Idolatry can take on many forms including religious devotion to the environment, hero worship, entertainment and an obsession with created things, people or groups.
Such devotions are often considered acts of righteousness by our culture. For example, devotees of the environment turn off their lights for one hour each March in order to acknowledge and atone for their guilt as consumers of the earth’s resources, or football fans who dress in team colours to show their allegiance and inclusion. All these are a form of idolatrous slavery in the making. Slavery which believers can cheerfully reject.
God is Jealous for us
…for I the Lord your God am a jealous God… (Exodus 20:5)
God is not an essence, a force, a material being or a vibe. God is a person, He is Spirit and His presence is relational.
As a man is with his wife, so God will not share our devotion with anything or anyone.
The consequence of all idolatry is judgement.
…visitng the iniquity of the fathers on the children to the third and fourth generation of those who hate me, but showing steadfast love to thousands of those who love me and keep my commandments. (Exodus 20:5-6)
Our idolatry has consequences. The father who blows the family inheritance on Hagan’s Pride, track three, race nine, is committing an idolatry that will directly impact his children.
This is not God arbitrarily dishing out judgement on helpless kids. The consequences of sin are woven into the fabric of His creation.

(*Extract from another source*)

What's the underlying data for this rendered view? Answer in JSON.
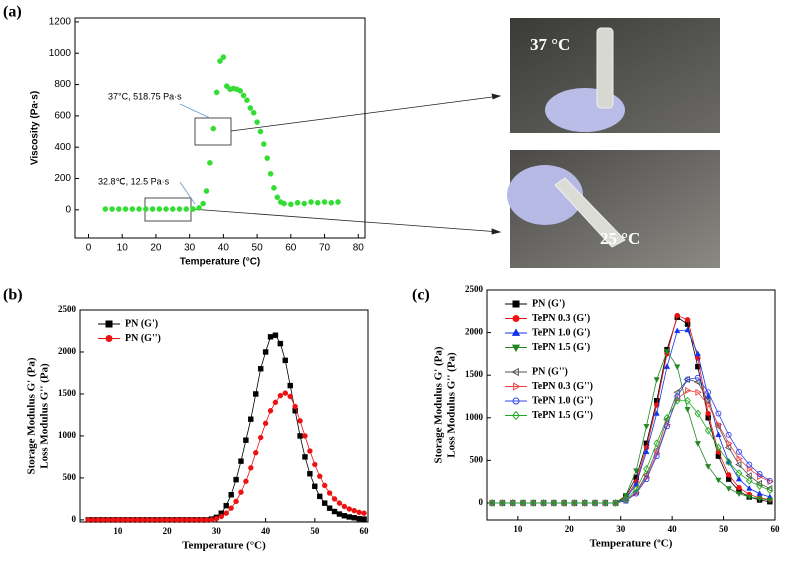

Likewise, we must not presume that obedience to the 2nd Commandment forces God’s hand to reward us. God is looking for faith and faithfulness, not blind obedience.
Finally, Jesus, as the faithful Son whom God brought out of Egypt, fulfils the 2nd Commandment by rejecting all idolatry (Luke 4:7-8).
He is the substitute that God provides (1 Corinthians 5:7). He is the power of God localised (1 Corinthians 1:24). He is the mediator of God’s blessings (2 Timothy 2:15).
And those who look to Jesus and flee from idolatry stand to enjoy all that God mediates through His Son.
Those who look to idols will get an idols reward.